The U.S. Constitution deems federal statutes “the supreme law of the land,” Rostron said, a fact that was tested and confirmed by the Civil War. Attempts to invoke state supremacy have been shot down over the years by generations of U.S. Supreme Court decisions.
The Constitution deems any old federal statutes at all to be the supreme law of the land? That’s not what the state conventions were told. But this is the level of analysis we can expect from law professors.
The Missouri [nullification] bills were “patently unconstitutional,” “60 Minutes” legal analyst Andrew Cohen said in a column last year. But they were also “remarkably candid in expressing the seditious level of dissent circulating through some state legislatures.”
Oooh, sedition! So siding with Thomas Jefferson is sedition now. I guess it wouldn’t be the first time.
Of course, the “sedition” talk begs all the relevant questions and assumes federal supremacy as we know it today to be the correct position. It pretends the compact theory of the Union doesn’t exist, or that violence could have reversed it.
State Rep. Brett Hildabrand, a Shawnee Republican, proudly displays his support for state rights on his desk with a small flag with the snake reading, “Don’t tread on me.”
He concedes that the supremacy clause in the U.S. Constitution means that federal law trumps state law.
He shouldn’t make any such concession. “Federal law trumps state law” is an absurd rendering of the Supremacy Clause.
Time and again, U.S. Supreme Court rulings “made it indisputably clear that if there is a conflict between valid federal law and a state constitution, the federal law prevails,” Stephen McCallister wrote in a recent article for the University of Kansas Law Review.
Again, this begs the question. The point nullification addresses is what to do about invalid laws. And telling us that the Supreme Court doesn’t like the idea misses the point entirely. The peoples of the states are the sovereigns in the American system. As Madison explained, they are therefore superior to all branches of the federal government, including the judiciary, in the last resort.

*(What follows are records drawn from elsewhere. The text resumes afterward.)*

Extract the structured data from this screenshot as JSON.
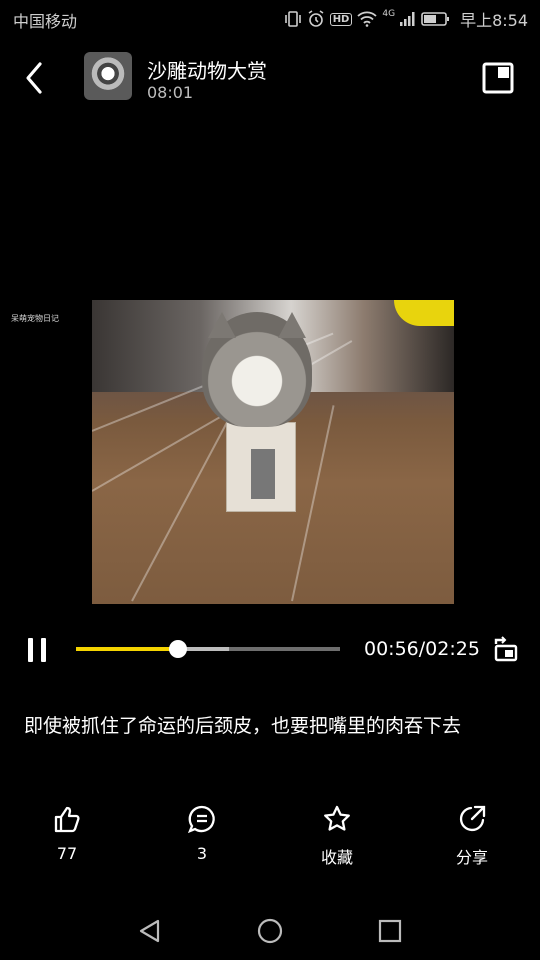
{
  "status_bar": {
    "carrier": "中国移动",
    "network_label": "4G",
    "hd_label": "HD",
    "time": "早上8:54"
  },
  "header": {
    "title": "沙雕动物大赏",
    "subtitle": "08:01"
  },
  "video": {
    "watermark": "呆萌宠物日记"
  },
  "player": {
    "progress": 0.388,
    "buffered": 0.58,
    "time_display": "00:56/02:25",
    "accent_color": "#f5d400"
  },
  "caption": "即使被抓住了命运的后颈皮，也要把嘴里的肉吞下去",
  "actions": [
    {
      "icon": "thumbs-up-icon",
      "label": "77"
    },
    {
      "icon": "comment-icon",
      "label": "3"
    },
    {
      "icon": "star-icon",
      "label": "收藏"
    },
    {
      "icon": "share-icon",
      "label": "分享"
    }
  ]
}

“One of the great dangers these days is that the legitimacy of government action becomes highly suspect,” [Professor Loomis] said. “I don’t think we’re at a crisis, nothing like the Civil War or the fight over civil rights, but I do think it is potentially dangerous.”
The legitimacy of the government’s actions might be in question — that’s a refreshingly candid acknowledgment of what really bothers the establishment about all this nullification talk: the idea that we might question the looters and sociopaths who rule over us, and who operate by a moral code the rest of us would be in jail for.